With the consequences of repeated concussions of football players as a hot topic in the news, it is reasonable to ask whether team sports are safe for your child. All sports present some injury risk. A Safe Kids USA study reports that of the more than 30 million American children who participate in sports each year, nearly 40% under the age of 15 are treated in hospital emergency rooms for a sports-related injury—62% of which occur during practice.
For instance, among young athletes 5 to 14 years of age, 15% of basketball players, 28% of football players, 22% of soccer players, 25% of baseball players and 12% of softball players have been injured while playing their respective sports. And approximately two out of five traumatic brain injuries—the leading cause of sports-related death to children—are associated with participation in sports and recreational activities.

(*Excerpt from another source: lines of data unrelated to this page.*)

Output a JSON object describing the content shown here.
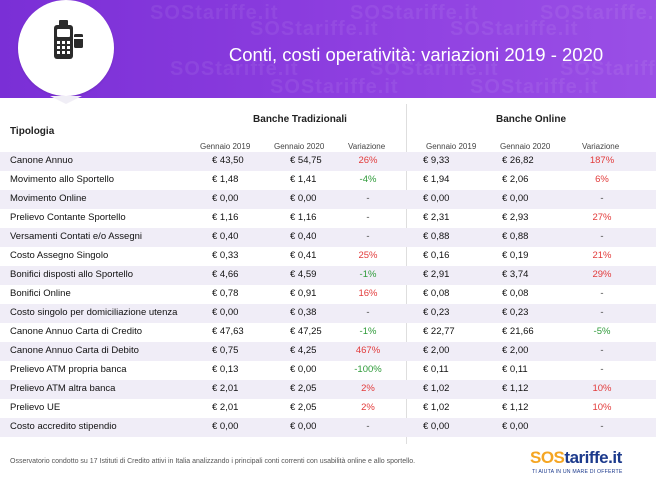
{
  "header": {
    "title": "Conti, costi operatività: variazioni 2019 - 2020",
    "watermark": "SOStariffe.it",
    "icon": "pos-terminal-icon",
    "colors": {
      "banner": "#8e3fe0",
      "odd_row": "#f0edf7",
      "increase": "#e23b3b",
      "decrease": "#2f9b3a"
    }
  },
  "table": {
    "tipologia_label": "Tipologia",
    "group_trad": "Banche Tradizionali",
    "group_online": "Banche Online",
    "col_2019": "Gennaio 2019",
    "col_2020": "Gennaio 2020",
    "col_var": "Variazione",
    "rows": [
      {
        "name": "Canone Annuo",
        "t19": "€ 43,50",
        "t20": "€ 54,75",
        "tv": "26%",
        "tv_class": "pos",
        "o19": "€ 9,33",
        "o20": "€ 26,82",
        "ov": "187%",
        "ov_class": "pos"
      },
      {
        "name": "Movimento allo Sportello",
        "t19": "€ 1,48",
        "t20": "€ 1,41",
        "tv": "-4%",
        "tv_class": "neg",
        "o19": "€ 1,94",
        "o20": "€ 2,06",
        "ov": "6%",
        "ov_class": "pos"
      },
      {
        "name": "Movimento Online",
        "t19": "€ 0,00",
        "t20": "€ 0,00",
        "tv": "-",
        "tv_class": "neu",
        "o19": "€ 0,00",
        "o20": "€ 0,00",
        "ov": "-",
        "ov_class": "neu"
      },
      {
        "name": "Prelievo Contante Sportello",
        "t19": "€ 1,16",
        "t20": "€ 1,16",
        "tv": "-",
        "tv_class": "neu",
        "o19": "€ 2,31",
        "o20": "€ 2,93",
        "ov": "27%",
        "ov_class": "pos"
      },
      {
        "name": "Versamenti Contati e/o Assegni",
        "t19": "€ 0,40",
        "t20": "€ 0,40",
        "tv": "-",
        "tv_class": "neu",
        "o19": "€ 0,88",
        "o20": "€ 0,88",
        "ov": "-",
        "ov_class": "neu"
      },
      {
        "name": "Costo Assegno Singolo",
        "t19": "€ 0,33",
        "t20": "€ 0,41",
        "tv": "25%",
        "tv_class": "pos",
        "o19": "€ 0,16",
        "o20": "€ 0,19",
        "ov": "21%",
        "ov_class": "pos"
      },
      {
        "name": "Bonifici disposti allo Sportello",
        "t19": "€ 4,66",
        "t20": "€ 4,59",
        "tv": "-1%",
        "tv_class": "neg",
        "o19": "€ 2,91",
        "o20": "€ 3,74",
        "ov": "29%",
        "ov_class": "pos"
      },
      {
        "name": "Bonifici Online",
        "t19": "€ 0,78",
        "t20": "€ 0,91",
        "tv": "16%",
        "tv_class": "pos",
        "o19": "€ 0,08",
        "o20": "€ 0,08",
        "ov": "-",
        "ov_class": "neu"
      },
      {
        "name": "Costo singolo per domiciliazione utenza",
        "t19": "€ 0,00",
        "t20": "€ 0,38",
        "tv": "-",
        "tv_class": "neu",
        "o19": "€ 0,23",
        "o20": "€ 0,23",
        "ov": "-",
        "ov_class": "neu"
      },
      {
        "name": "Canone Annuo Carta di Credito",
        "t19": "€ 47,63",
        "t20": "€ 47,25",
        "tv": "-1%",
        "tv_class": "neg",
        "o19": "€ 22,77",
        "o20": "€ 21,66",
        "ov": "-5%",
        "ov_class": "neg"
      },
      {
        "name": "Canone Annuo Carta di Debito",
        "t19": "€ 0,75",
        "t20": "€ 4,25",
        "tv": "467%",
        "tv_class": "pos",
        "o19": "€ 2,00",
        "o20": "€ 2,00",
        "ov": "-",
        "ov_class": "neu"
      },
      {
        "name": "Prelievo ATM propria banca",
        "t19": "€ 0,13",
        "t20": "€ 0,00",
        "tv": "-100%",
        "tv_class": "neg",
        "o19": "€ 0,11",
        "o20": "€ 0,11",
        "ov": "-",
        "ov_class": "neu"
      },
      {
        "name": "Prelievo ATM altra banca",
        "t19": "€ 2,01",
        "t20": "€ 2,05",
        "tv": "2%",
        "tv_class": "pos",
        "o19": "€ 1,02",
        "o20": "€ 1,12",
        "ov": "10%",
        "ov_class": "pos"
      },
      {
        "name": "Prelievo UE",
        "t19": "€ 2,01",
        "t20": "€ 2,05",
        "tv": "2%",
        "tv_class": "pos",
        "o19": "€ 1,02",
        "o20": "€ 1,12",
        "ov": "10%",
        "ov_class": "pos"
      },
      {
        "name": "Costo accredito stipendio",
        "t19": "€ 0,00",
        "t20": "€ 0,00",
        "tv": "-",
        "tv_class": "neu",
        "o19": "€ 0,00",
        "o20": "€ 0,00",
        "ov": "-",
        "ov_class": "neu"
      }
    ]
  },
  "footer": {
    "note": "Osservatorio condotto su 17 Istituti di Credito attivi in Italia analizzando i principali conti correnti con usabilità online e allo sportello.",
    "brand_sos": "SOS",
    "brand_rest": "tariffe.it",
    "brand_tagline": "TI AIUTA IN UN MARE DI OFFERTE"
  }
}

As a safety measure, young athletes should participate on teams organized around a combination of the players’ ages and weights, so that they compete against others of the same size and strength. In addition, studies have shown that a high level of safety in youth sports is maintained when
• players use appropriate equipment for each sport at all times
• coaches are trained to recognize injuries and potential safety problems
• teams have a plan to respond to emergencies
• injured players are not permitted to continue to play
Because children are not mini-adults and their growing bodies have special needs, we recommend a program developed by a physical therapist or trainer specialized in strength and conditioning programs for children appropriate to each athlete’s age and level of physical development. Such a regimen will maximize his or her flexibility, range of motion and strength to thus avoid injury.